In the context of the Data Validation Library, a comparison test compares two catalogs. These tests fall under two key use cases:

• comparing two versions of the same catalog
• comparing two versions of two distinct catalogs from which contents can be extracted into shared data structures

The validation library's comparison API is exposed in three packages with different levels of abstraction:

• validation.core.comparison - provides an abstract recipe to implement comparisons for any kind of object using any kind of keys. You need to work directly with apache Spark's RDD objects.
• validation.core.comparison.metadiff - provides an abstract implementation of the base recipe using a combination of layer names and and partition identifiers as keys. This package checks for differences by comparing the metadata checksums. For grouping and actually creating the output data, you are still required to work with RDDs.
• validation.core.comparison.metadiff.grouped - provides two callbacks to work with pairs of differing catalog partition metadata; either layer-wise or partition-wise. Typically, this abstraction fulfills the majority of use cases.

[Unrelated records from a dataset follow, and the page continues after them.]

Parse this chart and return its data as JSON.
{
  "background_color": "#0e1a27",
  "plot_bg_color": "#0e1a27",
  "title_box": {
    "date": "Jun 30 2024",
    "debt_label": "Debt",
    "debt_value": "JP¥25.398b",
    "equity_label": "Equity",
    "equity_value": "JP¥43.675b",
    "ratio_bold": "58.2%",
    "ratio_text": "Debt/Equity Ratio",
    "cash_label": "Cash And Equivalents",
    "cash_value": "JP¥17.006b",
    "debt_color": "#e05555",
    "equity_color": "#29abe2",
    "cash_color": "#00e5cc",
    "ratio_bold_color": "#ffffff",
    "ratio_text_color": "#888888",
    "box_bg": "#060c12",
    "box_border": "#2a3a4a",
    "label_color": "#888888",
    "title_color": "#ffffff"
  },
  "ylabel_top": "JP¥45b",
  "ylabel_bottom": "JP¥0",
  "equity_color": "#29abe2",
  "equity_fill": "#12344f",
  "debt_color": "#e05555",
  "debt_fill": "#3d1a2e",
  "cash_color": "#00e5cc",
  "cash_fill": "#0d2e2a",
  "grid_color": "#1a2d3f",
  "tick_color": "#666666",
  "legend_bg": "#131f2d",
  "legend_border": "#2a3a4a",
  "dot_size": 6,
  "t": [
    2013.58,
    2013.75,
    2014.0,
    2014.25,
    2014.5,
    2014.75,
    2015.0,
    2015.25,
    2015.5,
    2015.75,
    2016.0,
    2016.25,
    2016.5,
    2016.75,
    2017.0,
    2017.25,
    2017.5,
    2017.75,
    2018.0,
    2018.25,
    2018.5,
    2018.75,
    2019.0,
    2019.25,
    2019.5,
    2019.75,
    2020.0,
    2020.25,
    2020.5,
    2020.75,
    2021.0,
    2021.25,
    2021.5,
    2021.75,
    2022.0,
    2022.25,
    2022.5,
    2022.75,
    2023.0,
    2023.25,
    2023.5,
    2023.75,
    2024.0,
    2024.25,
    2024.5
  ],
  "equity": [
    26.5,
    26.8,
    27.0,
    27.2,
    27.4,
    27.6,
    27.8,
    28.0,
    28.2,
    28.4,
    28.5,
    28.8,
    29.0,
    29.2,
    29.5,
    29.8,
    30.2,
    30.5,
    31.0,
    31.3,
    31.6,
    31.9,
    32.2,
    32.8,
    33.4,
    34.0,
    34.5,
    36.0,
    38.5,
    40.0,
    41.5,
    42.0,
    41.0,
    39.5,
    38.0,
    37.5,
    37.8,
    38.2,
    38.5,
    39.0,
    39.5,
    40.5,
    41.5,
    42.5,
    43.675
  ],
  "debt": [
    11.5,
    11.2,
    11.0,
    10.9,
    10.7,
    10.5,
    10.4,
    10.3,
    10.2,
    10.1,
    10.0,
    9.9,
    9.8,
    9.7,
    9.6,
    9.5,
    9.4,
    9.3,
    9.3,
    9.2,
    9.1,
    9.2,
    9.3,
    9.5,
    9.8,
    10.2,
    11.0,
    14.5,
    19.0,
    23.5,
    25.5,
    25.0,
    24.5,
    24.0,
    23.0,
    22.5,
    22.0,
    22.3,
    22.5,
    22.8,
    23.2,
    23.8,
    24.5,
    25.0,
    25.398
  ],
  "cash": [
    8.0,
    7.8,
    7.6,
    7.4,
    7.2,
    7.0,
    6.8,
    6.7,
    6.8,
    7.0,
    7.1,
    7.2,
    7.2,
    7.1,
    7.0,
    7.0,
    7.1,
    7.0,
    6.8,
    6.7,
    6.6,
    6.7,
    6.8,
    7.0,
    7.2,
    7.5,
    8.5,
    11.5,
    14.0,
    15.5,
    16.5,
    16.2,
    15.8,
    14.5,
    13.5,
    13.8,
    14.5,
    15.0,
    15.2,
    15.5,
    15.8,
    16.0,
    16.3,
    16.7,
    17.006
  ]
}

The recommended process is to consider comparison.metadiff.grouped first, to see if it meets your requirements. Next, evaluate comparison.metadiff. If both of these packages do not meet your requirements, then consider the base level, comparison.

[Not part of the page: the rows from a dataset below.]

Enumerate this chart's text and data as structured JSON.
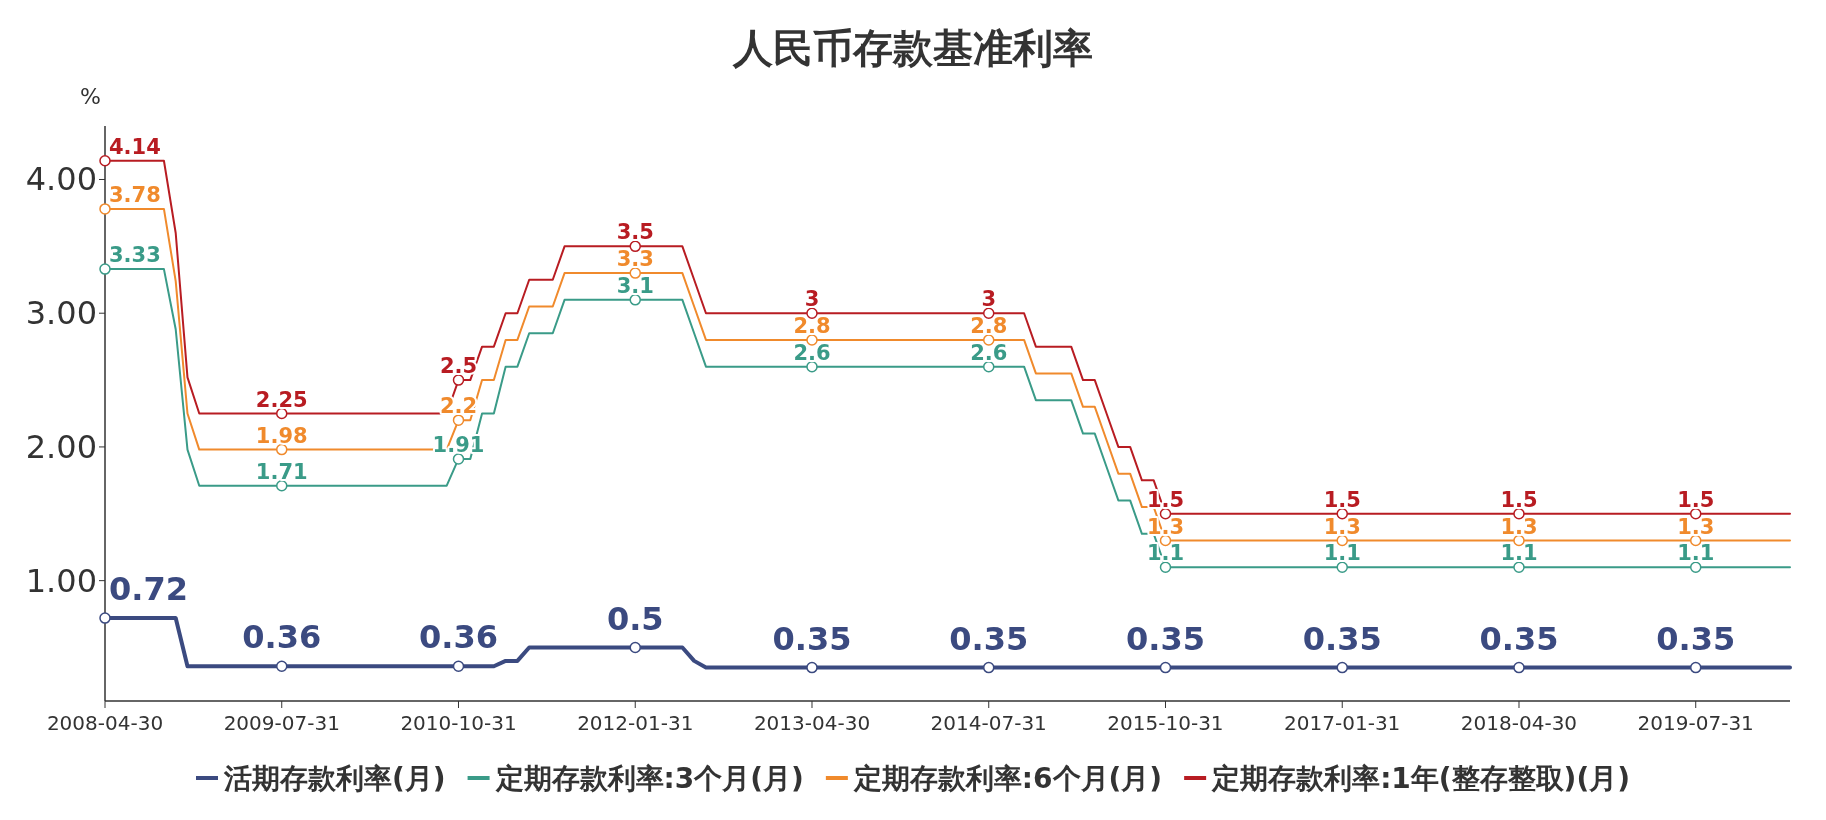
{
  "chart_data": {
    "type": "line",
    "title": "人民币存款基准利率",
    "ylabel": "%",
    "categories": [
      "2008-04-30",
      null,
      null,
      null,
      null,
      null,
      null,
      null,
      null,
      null,
      null,
      null,
      null,
      null,
      null,
      "2009-07-31",
      null,
      null,
      null,
      null,
      null,
      null,
      null,
      null,
      null,
      null,
      null,
      null,
      null,
      null,
      "2010-10-31",
      null,
      null,
      null,
      null,
      null,
      null,
      null,
      null,
      null,
      null,
      null,
      null,
      null,
      null,
      "2012-01-31",
      null,
      null,
      null,
      null,
      null,
      null,
      null,
      null,
      null,
      null,
      null,
      null,
      null,
      null,
      "2013-04-30",
      null,
      null,
      null,
      null,
      null,
      null,
      null,
      null,
      null,
      null,
      null,
      null,
      null,
      null,
      "2014-07-31",
      null,
      null,
      null,
      null,
      null,
      null,
      null,
      null,
      null,
      null,
      null,
      null,
      null,
      null,
      "2015-10-31",
      null,
      null,
      null,
      null,
      null,
      null,
      null,
      null,
      null,
      null,
      null,
      null,
      null,
      null,
      "2017-01-31",
      null,
      null,
      null,
      null,
      null,
      null,
      null,
      null,
      null,
      null,
      null,
      null,
      null,
      null,
      "2018-04-30",
      null,
      null,
      null,
      null,
      null,
      null,
      null,
      null,
      null,
      null,
      null,
      null,
      null,
      null,
      "2019-07-31",
      null,
      null,
      null,
      null,
      null,
      null,
      null,
      null
    ],
    "ylim": [
      0.1,
      4.4
    ],
    "yticks": [
      {
        "value": 1,
        "label": "1.00"
      },
      {
        "value": 2,
        "label": "2.00"
      },
      {
        "value": 3,
        "label": "3.00"
      },
      {
        "value": 4,
        "label": "4.00"
      }
    ],
    "legend": "bottom",
    "series": [
      {
        "name": "活期存款利率(月)",
        "color": "#3b4a80",
        "values": [
          0.72,
          0.72,
          0.72,
          0.72,
          0.72,
          0.72,
          0.72,
          0.36,
          0.36,
          0.36,
          0.36,
          0.36,
          0.36,
          0.36,
          0.36,
          0.36,
          0.36,
          0.36,
          0.36,
          0.36,
          0.36,
          0.36,
          0.36,
          0.36,
          0.36,
          0.36,
          0.36,
          0.36,
          0.36,
          0.36,
          0.36,
          0.36,
          0.36,
          0.36,
          0.4,
          0.4,
          0.5,
          0.5,
          0.5,
          0.5,
          0.5,
          0.5,
          0.5,
          0.5,
          0.5,
          0.5,
          0.5,
          0.5,
          0.5,
          0.5,
          0.4,
          0.35,
          0.35,
          0.35,
          0.35,
          0.35,
          0.35,
          0.35,
          0.35,
          0.35,
          0.35,
          0.35,
          0.35,
          0.35,
          0.35,
          0.35,
          0.35,
          0.35,
          0.35,
          0.35,
          0.35,
          0.35,
          0.35,
          0.35,
          0.35,
          0.35,
          0.35,
          0.35,
          0.35,
          0.35,
          0.35,
          0.35,
          0.35,
          0.35,
          0.35,
          0.35,
          0.35,
          0.35,
          0.35,
          0.35,
          0.35,
          0.35,
          0.35,
          0.35,
          0.35,
          0.35,
          0.35,
          0.35,
          0.35,
          0.35,
          0.35,
          0.35,
          0.35,
          0.35,
          0.35,
          0.35,
          0.35,
          0.35,
          0.35,
          0.35,
          0.35,
          0.35,
          0.35,
          0.35,
          0.35,
          0.35,
          0.35,
          0.35,
          0.35,
          0.35,
          0.35,
          0.35,
          0.35,
          0.35,
          0.35,
          0.35,
          0.35,
          0.35,
          0.35,
          0.35,
          0.35,
          0.35,
          0.35,
          0.35,
          0.35,
          0.35,
          0.35,
          0.35,
          0.35,
          0.35,
          0.35,
          0.35,
          0.35,
          0.35
        ],
        "value_labels": [
          "0.72",
          null,
          null,
          null,
          null,
          null,
          null,
          null,
          null,
          null,
          null,
          null,
          null,
          null,
          null,
          "0.36",
          null,
          null,
          null,
          null,
          null,
          null,
          null,
          null,
          null,
          null,
          null,
          null,
          null,
          null,
          "0.36",
          null,
          null,
          null,
          null,
          null,
          null,
          null,
          null,
          null,
          null,
          null,
          null,
          null,
          null,
          "0.5",
          null,
          null,
          null,
          null,
          null,
          null,
          null,
          null,
          null,
          null,
          null,
          null,
          null,
          null,
          "0.35",
          null,
          null,
          null,
          null,
          null,
          null,
          null,
          null,
          null,
          null,
          null,
          null,
          null,
          null,
          "0.35",
          null,
          null,
          null,
          null,
          null,
          null,
          null,
          null,
          null,
          null,
          null,
          null,
          null,
          null,
          "0.35",
          null,
          null,
          null,
          null,
          null,
          null,
          null,
          null,
          null,
          null,
          null,
          null,
          null,
          null,
          "0.35",
          null,
          null,
          null,
          null,
          null,
          null,
          null,
          null,
          null,
          null,
          null,
          null,
          null,
          null,
          "0.35",
          null,
          null,
          null,
          null,
          null,
          null,
          null,
          null,
          null,
          null,
          null,
          null,
          null,
          null,
          "0.35",
          null,
          null,
          null,
          null,
          null,
          null,
          null,
          null
        ]
      },
      {
        "name": "定期存款利率:3个月(月)",
        "color": "#3a9b88",
        "values": [
          3.33,
          3.33,
          3.33,
          3.33,
          3.33,
          3.33,
          2.88,
          1.98,
          1.71,
          1.71,
          1.71,
          1.71,
          1.71,
          1.71,
          1.71,
          1.71,
          1.71,
          1.71,
          1.71,
          1.71,
          1.71,
          1.71,
          1.71,
          1.71,
          1.71,
          1.71,
          1.71,
          1.71,
          1.71,
          1.71,
          1.91,
          1.91,
          2.25,
          2.25,
          2.6,
          2.6,
          2.85,
          2.85,
          2.85,
          3.1,
          3.1,
          3.1,
          3.1,
          3.1,
          3.1,
          3.1,
          3.1,
          3.1,
          3.1,
          3.1,
          2.85,
          2.6,
          2.6,
          2.6,
          2.6,
          2.6,
          2.6,
          2.6,
          2.6,
          2.6,
          2.6,
          2.6,
          2.6,
          2.6,
          2.6,
          2.6,
          2.6,
          2.6,
          2.6,
          2.6,
          2.6,
          2.6,
          2.6,
          2.6,
          2.6,
          2.6,
          2.6,
          2.6,
          2.6,
          2.35,
          2.35,
          2.35,
          2.35,
          2.1,
          2.1,
          1.85,
          1.6,
          1.6,
          1.35,
          1.35,
          1.1,
          1.1,
          1.1,
          1.1,
          1.1,
          1.1,
          1.1,
          1.1,
          1.1,
          1.1,
          1.1,
          1.1,
          1.1,
          1.1,
          1.1,
          1.1,
          1.1,
          1.1,
          1.1,
          1.1,
          1.1,
          1.1,
          1.1,
          1.1,
          1.1,
          1.1,
          1.1,
          1.1,
          1.1,
          1.1,
          1.1,
          1.1,
          1.1,
          1.1,
          1.1,
          1.1,
          1.1,
          1.1,
          1.1,
          1.1,
          1.1,
          1.1,
          1.1,
          1.1,
          1.1,
          1.1,
          1.1,
          1.1,
          1.1,
          1.1,
          1.1,
          1.1,
          1.1,
          1.1
        ],
        "value_labels": [
          "3.33",
          null,
          null,
          null,
          null,
          null,
          null,
          null,
          null,
          null,
          null,
          null,
          null,
          null,
          null,
          "1.71",
          null,
          null,
          null,
          null,
          null,
          null,
          null,
          null,
          null,
          null,
          null,
          null,
          null,
          null,
          "1.91",
          null,
          null,
          null,
          null,
          null,
          null,
          null,
          null,
          null,
          null,
          null,
          null,
          null,
          null,
          "3.1",
          null,
          null,
          null,
          null,
          null,
          null,
          null,
          null,
          null,
          null,
          null,
          null,
          null,
          null,
          "2.6",
          null,
          null,
          null,
          null,
          null,
          null,
          null,
          null,
          null,
          null,
          null,
          null,
          null,
          null,
          "2.6",
          null,
          null,
          null,
          null,
          null,
          null,
          null,
          null,
          null,
          null,
          null,
          null,
          null,
          null,
          "1.1",
          null,
          null,
          null,
          null,
          null,
          null,
          null,
          null,
          null,
          null,
          null,
          null,
          null,
          null,
          "1.1",
          null,
          null,
          null,
          null,
          null,
          null,
          null,
          null,
          null,
          null,
          null,
          null,
          null,
          null,
          "1.1",
          null,
          null,
          null,
          null,
          null,
          null,
          null,
          null,
          null,
          null,
          null,
          null,
          null,
          null,
          "1.1",
          null,
          null,
          null,
          null,
          null,
          null,
          null,
          null
        ]
      },
      {
        "name": "定期存款利率:6个月(月)",
        "color": "#f08a2c",
        "values": [
          3.78,
          3.78,
          3.78,
          3.78,
          3.78,
          3.78,
          3.24,
          2.25,
          1.98,
          1.98,
          1.98,
          1.98,
          1.98,
          1.98,
          1.98,
          1.98,
          1.98,
          1.98,
          1.98,
          1.98,
          1.98,
          1.98,
          1.98,
          1.98,
          1.98,
          1.98,
          1.98,
          1.98,
          1.98,
          1.98,
          2.2,
          2.2,
          2.5,
          2.5,
          2.8,
          2.8,
          3.05,
          3.05,
          3.05,
          3.3,
          3.3,
          3.3,
          3.3,
          3.3,
          3.3,
          3.3,
          3.3,
          3.3,
          3.3,
          3.3,
          3.05,
          2.8,
          2.8,
          2.8,
          2.8,
          2.8,
          2.8,
          2.8,
          2.8,
          2.8,
          2.8,
          2.8,
          2.8,
          2.8,
          2.8,
          2.8,
          2.8,
          2.8,
          2.8,
          2.8,
          2.8,
          2.8,
          2.8,
          2.8,
          2.8,
          2.8,
          2.8,
          2.8,
          2.8,
          2.55,
          2.55,
          2.55,
          2.55,
          2.3,
          2.3,
          2.05,
          1.8,
          1.8,
          1.55,
          1.55,
          1.3,
          1.3,
          1.3,
          1.3,
          1.3,
          1.3,
          1.3,
          1.3,
          1.3,
          1.3,
          1.3,
          1.3,
          1.3,
          1.3,
          1.3,
          1.3,
          1.3,
          1.3,
          1.3,
          1.3,
          1.3,
          1.3,
          1.3,
          1.3,
          1.3,
          1.3,
          1.3,
          1.3,
          1.3,
          1.3,
          1.3,
          1.3,
          1.3,
          1.3,
          1.3,
          1.3,
          1.3,
          1.3,
          1.3,
          1.3,
          1.3,
          1.3,
          1.3,
          1.3,
          1.3,
          1.3,
          1.3,
          1.3,
          1.3,
          1.3,
          1.3,
          1.3,
          1.3,
          1.3
        ],
        "value_labels": [
          "3.78",
          null,
          null,
          null,
          null,
          null,
          null,
          null,
          null,
          null,
          null,
          null,
          null,
          null,
          null,
          "1.98",
          null,
          null,
          null,
          null,
          null,
          null,
          null,
          null,
          null,
          null,
          null,
          null,
          null,
          null,
          "2.2",
          null,
          null,
          null,
          null,
          null,
          null,
          null,
          null,
          null,
          null,
          null,
          null,
          null,
          null,
          "3.3",
          null,
          null,
          null,
          null,
          null,
          null,
          null,
          null,
          null,
          null,
          null,
          null,
          null,
          null,
          "2.8",
          null,
          null,
          null,
          null,
          null,
          null,
          null,
          null,
          null,
          null,
          null,
          null,
          null,
          null,
          "2.8",
          null,
          null,
          null,
          null,
          null,
          null,
          null,
          null,
          null,
          null,
          null,
          null,
          null,
          null,
          "1.3",
          null,
          null,
          null,
          null,
          null,
          null,
          null,
          null,
          null,
          null,
          null,
          null,
          null,
          null,
          "1.3",
          null,
          null,
          null,
          null,
          null,
          null,
          null,
          null,
          null,
          null,
          null,
          null,
          null,
          null,
          "1.3",
          null,
          null,
          null,
          null,
          null,
          null,
          null,
          null,
          null,
          null,
          null,
          null,
          null,
          null,
          "1.3",
          null,
          null,
          null,
          null,
          null,
          null,
          null,
          null
        ]
      },
      {
        "name": "定期存款利率:1年(整存整取)(月)",
        "color": "#b81c22",
        "values": [
          4.14,
          4.14,
          4.14,
          4.14,
          4.14,
          4.14,
          3.6,
          2.52,
          2.25,
          2.25,
          2.25,
          2.25,
          2.25,
          2.25,
          2.25,
          2.25,
          2.25,
          2.25,
          2.25,
          2.25,
          2.25,
          2.25,
          2.25,
          2.25,
          2.25,
          2.25,
          2.25,
          2.25,
          2.25,
          2.25,
          2.5,
          2.5,
          2.75,
          2.75,
          3.0,
          3.0,
          3.25,
          3.25,
          3.25,
          3.5,
          3.5,
          3.5,
          3.5,
          3.5,
          3.5,
          3.5,
          3.5,
          3.5,
          3.5,
          3.5,
          3.25,
          3.0,
          3.0,
          3.0,
          3.0,
          3.0,
          3.0,
          3.0,
          3.0,
          3.0,
          3.0,
          3.0,
          3.0,
          3.0,
          3.0,
          3.0,
          3.0,
          3.0,
          3.0,
          3.0,
          3.0,
          3.0,
          3.0,
          3.0,
          3.0,
          3.0,
          3.0,
          3.0,
          3.0,
          2.75,
          2.75,
          2.75,
          2.75,
          2.5,
          2.5,
          2.25,
          2.0,
          2.0,
          1.75,
          1.75,
          1.5,
          1.5,
          1.5,
          1.5,
          1.5,
          1.5,
          1.5,
          1.5,
          1.5,
          1.5,
          1.5,
          1.5,
          1.5,
          1.5,
          1.5,
          1.5,
          1.5,
          1.5,
          1.5,
          1.5,
          1.5,
          1.5,
          1.5,
          1.5,
          1.5,
          1.5,
          1.5,
          1.5,
          1.5,
          1.5,
          1.5,
          1.5,
          1.5,
          1.5,
          1.5,
          1.5,
          1.5,
          1.5,
          1.5,
          1.5,
          1.5,
          1.5,
          1.5,
          1.5,
          1.5,
          1.5,
          1.5,
          1.5,
          1.5,
          1.5,
          1.5,
          1.5,
          1.5,
          1.5
        ],
        "value_labels": [
          "4.14",
          null,
          null,
          null,
          null,
          null,
          null,
          null,
          null,
          null,
          null,
          null,
          null,
          null,
          null,
          "2.25",
          null,
          null,
          null,
          null,
          null,
          null,
          null,
          null,
          null,
          null,
          null,
          null,
          null,
          null,
          "2.5",
          null,
          null,
          null,
          null,
          null,
          null,
          null,
          null,
          null,
          null,
          null,
          null,
          null,
          null,
          "3.5",
          null,
          null,
          null,
          null,
          null,
          null,
          null,
          null,
          null,
          null,
          null,
          null,
          null,
          null,
          "3",
          null,
          null,
          null,
          null,
          null,
          null,
          null,
          null,
          null,
          null,
          null,
          null,
          null,
          null,
          "3",
          null,
          null,
          null,
          null,
          null,
          null,
          null,
          null,
          null,
          null,
          null,
          null,
          null,
          null,
          "1.5",
          null,
          null,
          null,
          null,
          null,
          null,
          null,
          null,
          null,
          null,
          null,
          null,
          null,
          null,
          "1.5",
          null,
          null,
          null,
          null,
          null,
          null,
          null,
          null,
          null,
          null,
          null,
          null,
          null,
          null,
          "1.5",
          null,
          null,
          null,
          null,
          null,
          null,
          null,
          null,
          null,
          null,
          null,
          null,
          null,
          null,
          "1.5",
          null,
          null,
          null,
          null,
          null,
          null,
          null,
          null
        ]
      }
    ]
  }
}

In turn, you can use comparison.metadiff as an example for how to use comparison.metadiff, and comparison.metadiff.grouped as an example for how to use comparison.metadiff.

To run a grouped comparison pipeline, refer to the quickstart-example in the SDK package.

In the sections below:

• reference refers to the baseline catalog version
• candidate refers to the catalog version being tested

The Comparison Package

The Comparator is the main class, which implements the inherited compile() function, that is called with the complete data of the reference.

You must provide access to the candidate's data. As shown in the code snippet below, the compile method extracts the candidate and reference data for comparison via the Joiner.join method, which you implement, and performs the actual comparison in the Comparison.compare method which you also implement.

scala
abstract class Comparator[K, C] (joiner: Joiner[K, C], comparison: Comparison[K, C])
extends NonIncrementalCompiler {

def queryReference(): InData

final override def compile(candidateData: InData, parallelism: Int)(
implicit logContext: LogContext): ToPublish = {
val referenceData = queryReference
val joinedData: JoinedData[K, C] = joiner.join(candidateData, referenceData)
val results: ToPublish = comparison.compare(joinedData)
results.partitionBy(outPartitioner(parallelism))
}
}

Since the following RDD declaration appears often, there is a type definition for convenience:

scala
type JoinedData[K, C] = RDD[(K, (Option[C], Option[C]))]

The Joiner trait joins both the reference and candidate data. It is your implementation's responsibility to do this in a way that is suitable for the corresponding comparison.

scala
trait Joiner[K, C] {
def join(referenceData: InData, candidateData: InData): JoinedData[K, C]
}

The Comparison trait does the actual comparison of the previously joined data and returns output data appropriately to the output layer configuration.

scala
trait Comparison[K, C] {
def compare(data: JoinedData[K, C]): ToPublish
}

The ContextHelper class queries the reference data and also provides Retrievers for the reference and the candidate catalog. These Retrievers are needed if you want to access the actual partition's content by retrieving the Payload for the given partition's metadata.

This package implements comparison by using a LayerKey as key to join the partitions' metadata.

scala
case class LayerKey(layer: Layer.Id, partition: Partition.Name)

The MetadataComparison class defines a retrieveResults() callback, that you need to implement to handle the metadata pairs that differ in their partitions' payload checksums. Since this data remains in an RDD, you can still group it according to your output needs.

scala
def retrieveResults(different: JoinedData[LayerKey, InMeta]): ToPublish

The Grouped Package

This package provides a quick and easy way for you to get a diff for a defined set of layers. As mentioned, this package offers two callbacks that you can use to work with pairs of differing catalog partition metadata: either layer-wise or partition-wise.

For layer-wise pairs:

scala
def handleDiff(layer: Layer.Id,
partitioned: Iterable[(Partition.Name, Option[InMeta], Option[InMeta])])
: Iterable[(OutKey, Option[Payload])]